SPESSO VIVERE UNA ESPERIENZA DI GUERRA CI FA CAPIRE TANTE COSE

Nell’estate del 2003 insieme al professore Giuseppe Moesch ho coordinato i lavori del Piano delle infrastrutture e dei trasporti dell’Iraq; ho vissuto alcune settimane a Bagdad mentre il professor Moesch è rimasto più tempo ed è tornato più volte muovendosi nell’intero Paese. Avevamo avuto questo incarico dal Ministero degli Esteri in attuazione di un preciso impegno che l’Italia aveva preso con gli altri Paesi impegnati nell’intervento bellico nel territorio iracheno. In tale lavoro eravamo supportati da un organismo davvero raro formato dalle Ferrovie dello Stato, dall’ANAS, dall’Ente Nazionale Aviazione Civile (ENAC) e dall’Ente Nazionale Assistenza al Volo (ENAV).

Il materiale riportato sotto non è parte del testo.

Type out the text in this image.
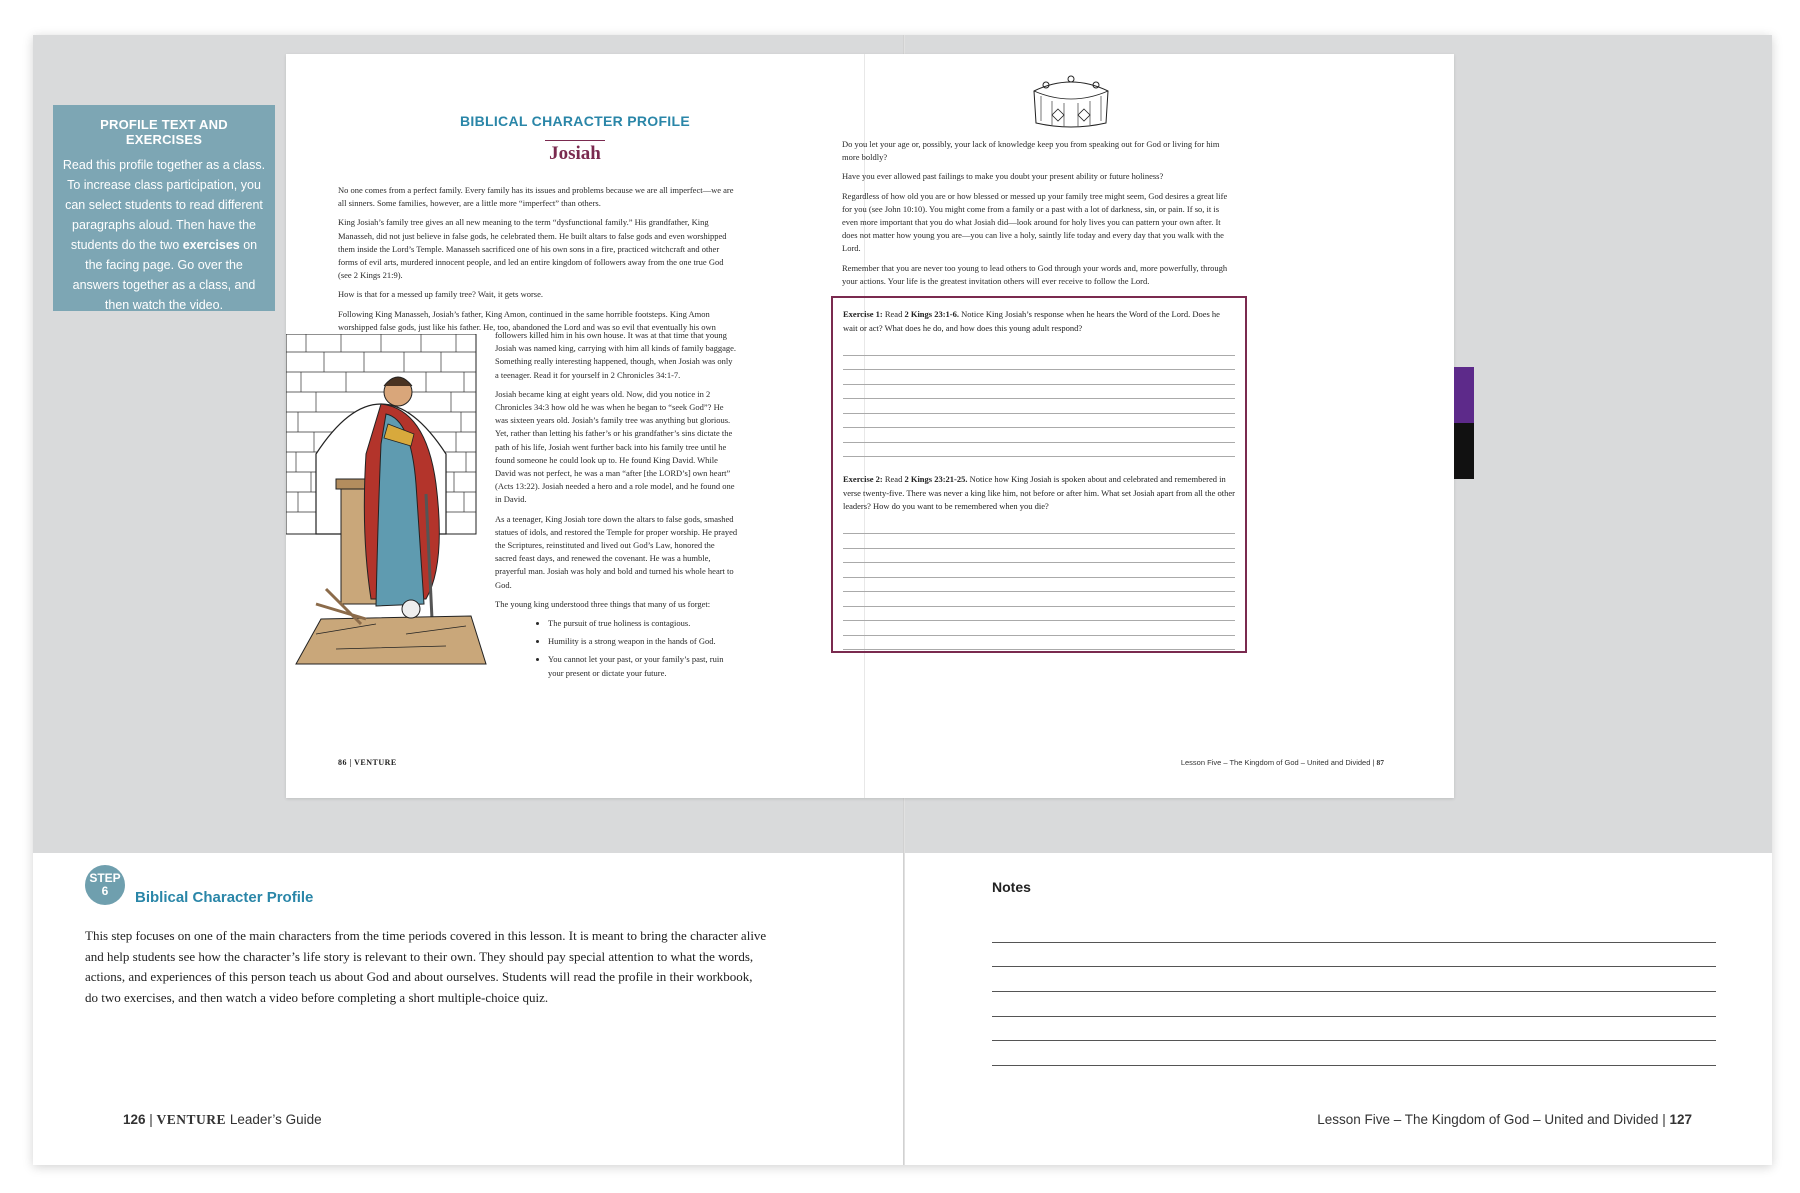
PROFILE TEXT AND EXERCISES

Read this profile together as a class. To increase class participation, you can select students to read different paragraphs aloud. Then have the students do the two exercises on the facing page. Go over the answers together as a class, and then watch the video.

BIBLICAL CHARACTER PROFILE
Josiah

No one comes from a perfect family. Every family has its issues and problems because we are all imperfect—we are all sinners. Some families, however, are a little more “imperfect” than others.

King Josiah’s family tree gives an all new meaning to the term “dysfunctional family.” His grandfather, King Manasseh, did not just believe in false gods, he celebrated them. He built altars to false gods and even worshipped them inside the Lord’s Temple. Manasseh sacrificed one of his own sons in a fire, practiced witchcraft and other forms of evil arts, murdered innocent people, and led an entire kingdom of followers away from the one true God (see 2 Kings 21:9).

How is that for a messed up family tree? Wait, it gets worse.

Following King Manasseh, Josiah’s father, King Amon, continued in the same horrible footsteps. King Amon worshipped false gods, just like his father. He, too, abandoned the Lord and was so evil that eventually his own

followers killed him in his own house. It was at that time that young Josiah was named king, carrying with him all kinds of family baggage. Something really interesting happened, though, when Josiah was only a teenager. Read it for yourself in 2 Chronicles 34:1-7.

Josiah became king at eight years old. Now, did you notice in 2 Chronicles 34:3 how old he was when he began to “seek God”? He was sixteen years old. Josiah’s family tree was anything but glorious. Yet, rather than letting his father’s or his grandfather’s sins dictate the path of his life, Josiah went further back into his family tree until he found someone he could look up to. He found King David. While David was not perfect, he was a man “after [the LORD’s] own heart” (Acts 13:22). Josiah needed a hero and a role model, and he found one in David.

As a teenager, King Josiah tore down the altars to false gods, smashed statues of idols, and restored the Temple for proper worship. He prayed the Scriptures, reinstituted and lived out God’s Law, honored the sacred feast days, and renewed the covenant. He was a humble, prayerful man. Josiah was holy and bold and turned his whole heart to God.

The young king understood three things that many of us forget:

• The pursuit of true holiness is contagious.
• Humility is a strong weapon in the hands of God.
• You cannot let your past, or your family’s past, ruin your present or dictate your future.
86 | VENTURE

Do you let your age or, possibly, your lack of knowledge keep you from speaking out for God or living for him more boldly?

Have you ever allowed past failings to make you doubt your present ability or future holiness?

Regardless of how old you are or how blessed or messed up your family tree might seem, God desires a great life for you (see John 10:10). You might come from a family or a past with a lot of darkness, sin, or pain. If so, it is even more important that you do what Josiah did—look around for holy lives you can pattern your own after. It does not matter how young you are—you can live a holy, saintly life today and every day that you walk with the Lord.

Remember that you are never too young to lead others to God through your words and, more powerfully, through your actions. Your life is the greatest invitation others will ever receive to follow the Lord.

Exercise 1: Read 2 Kings 23:1-6. Notice King Josiah’s response when he hears the Word of the Lord. Does he wait or act? What does he do, and how does this young adult respond?
Exercise 2: Read 2 Kings 23:21-25. Notice how King Josiah is spoken about and celebrated and remembered in verse twenty-five. There was never a king like him, not before or after him. What set Josiah apart from all the other leaders? How do you want to be remembered when you die?
Lesson Five – The Kingdom of God – United and Divided | 87
STEP
6	Biblical Character Profile

This step focuses on one of the main characters from the time periods covered in this lesson. It is meant to bring the character alive

and help students see how the character’s life story is relevant to their own. They should pay special attention to what the words,

actions, and experiences of this person teach us about God and about ourselves. Students will read the profile in their workbook,

do two exercises, and then watch a video before completing a short multiple-choice quiz.

Notes
126 | VENTURE Leader’s Guide	Lesson Five – The Kingdom of God – United and Divided | 127
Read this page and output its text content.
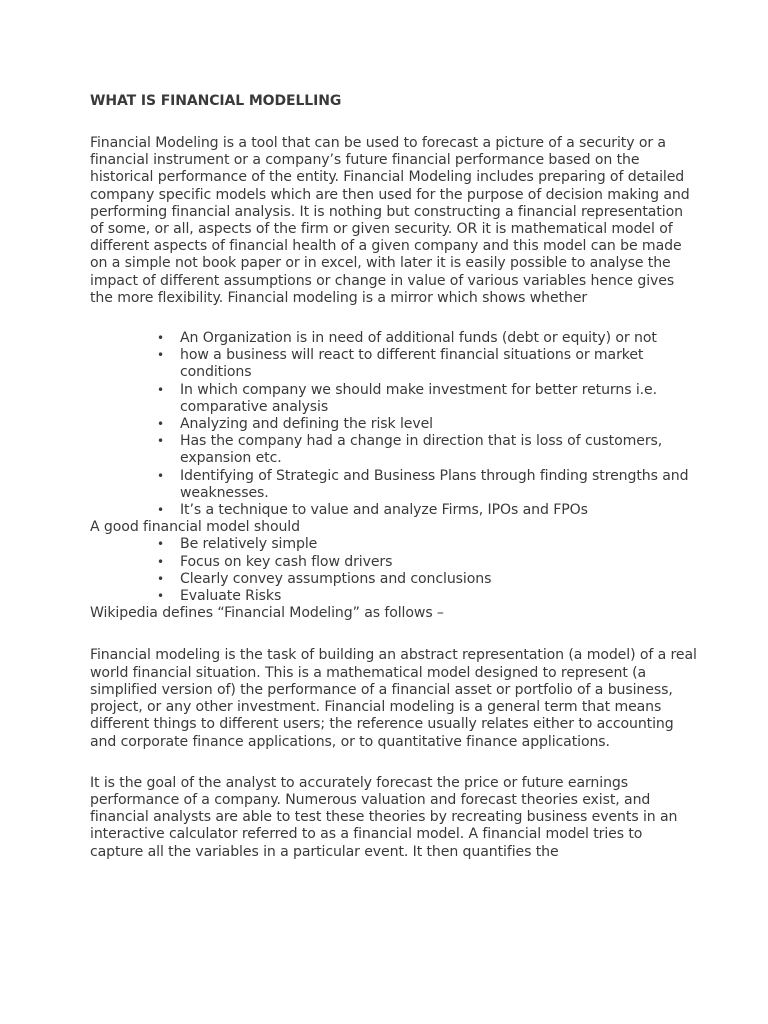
WHAT IS FINANCIAL MODELLING

Financial Modeling is a tool that can be used to forecast a picture of a security or a financial instrument or a company’s future financial performance based on the historical performance of the entity. Financial Modeling includes preparing of detailed company specific models which are then used for the purpose of decision making and performing financial analysis. It is nothing but constructing a financial representation of some, or all, aspects of the firm or given security. OR it is mathematical model of different aspects of financial health of a given company and this model can be made on a simple not book paper or in excel, with later it is easily possible to analyse the impact of different assumptions or change in value of various variables hence gives the more flexibility. Financial modeling is a mirror which shows whether

• An Organization is in need of additional funds (debt or equity) or not
• how a business will react to different financial situations or market conditions
• In which company we should make investment for better returns i.e. comparative analysis
• Analyzing and defining the risk level
• Has the company had a change in direction that is loss of customers, expansion etc.
• Identifying of Strategic and Business Plans through finding strengths and weaknesses.
• It’s a technique to value and analyze Firms, IPOs and FPOs

A good financial model should

• Be relatively simple
• Focus on key cash flow drivers
• Clearly convey assumptions and conclusions
• Evaluate Risks

Wikipedia defines “Financial Modeling” as follows –

Financial modeling is the task of building an abstract representation (a model) of a real world financial situation. This is a mathematical model designed to represent (a simplified version of) the performance of a financial asset or portfolio of a business, project, or any other investment. Financial modeling is a general term that means different things to different users; the reference usually relates either to accounting and corporate finance applications, or to quantitative finance applications.

It is the goal of the analyst to accurately forecast the price or future earnings performance of a company. Numerous valuation and forecast theories exist, and financial analysts are able to test these theories by recreating business events in an interactive calculator referred to as a financial model. A financial model tries to capture all the variables in a particular event. It then quantifies the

Questa esperienza la ricordo, senza dubbio, come una grande occasione professionale, una irripetibile esperienza pianificatoria ma, soprattutto, una straordinaria fase della mia vita in quanto, anche se per un periodo non lungo, sono stato in un Paese in guerra.

La mia generazione e la maggior parte delle generazioni che vivono all’interno dell’Europa non hanno vissuto una esperienza bellica, non sanno, quindi, cosa sia il coprifuoco, cosa significhi vedere delle giovani soldatesse e dei giovani soldati feriti da arma da fuoco, ma ancora più strano cosa significhi vivere in un albergo e durante la notte doversi spostare dai piani alti e scendere nei primi piani per evitare i danni generati da un missile, cosa significhi scegliere un’arma come difesa personale, cosa significhi vivere in un Paese in cui non ci sono assistenze bancarie, in cui non ci sono collegamenti trasportistici pubblici e non sono in funzione linee aeree ma solo aerei militari. In realtà tutte sensazioni che, stranamente, colpiscono solo chi le vive, solo chi è presente in quel momento, in quel determinato luogo.

Queste mie considerazioni non vogliono essere una esaltazione per coloro che hanno tentato di vivere questa esperienza, quasi come un inno al coraggio, invece no perché il vero scopo di questo mio approfondimento è quello di tentare di denunciare quanto, per la mia generazione e, come dicevo prima, per la quasi totalità dei cittadini europei, sia strano vivere, lavorare e produrre risultati professionali in un Paese in guerra. E, cosa forse sottovalutata e dimenticata, il nostro Paese è riuscito a consegnare allo Stato iracheno il Piano delle infrastrutture e dei trasporti e, a differenza del nostro Paese non in guerra, un simile atto pianificatorio si è trasformato, per una parte rilevante, in infrastrutture funzionali.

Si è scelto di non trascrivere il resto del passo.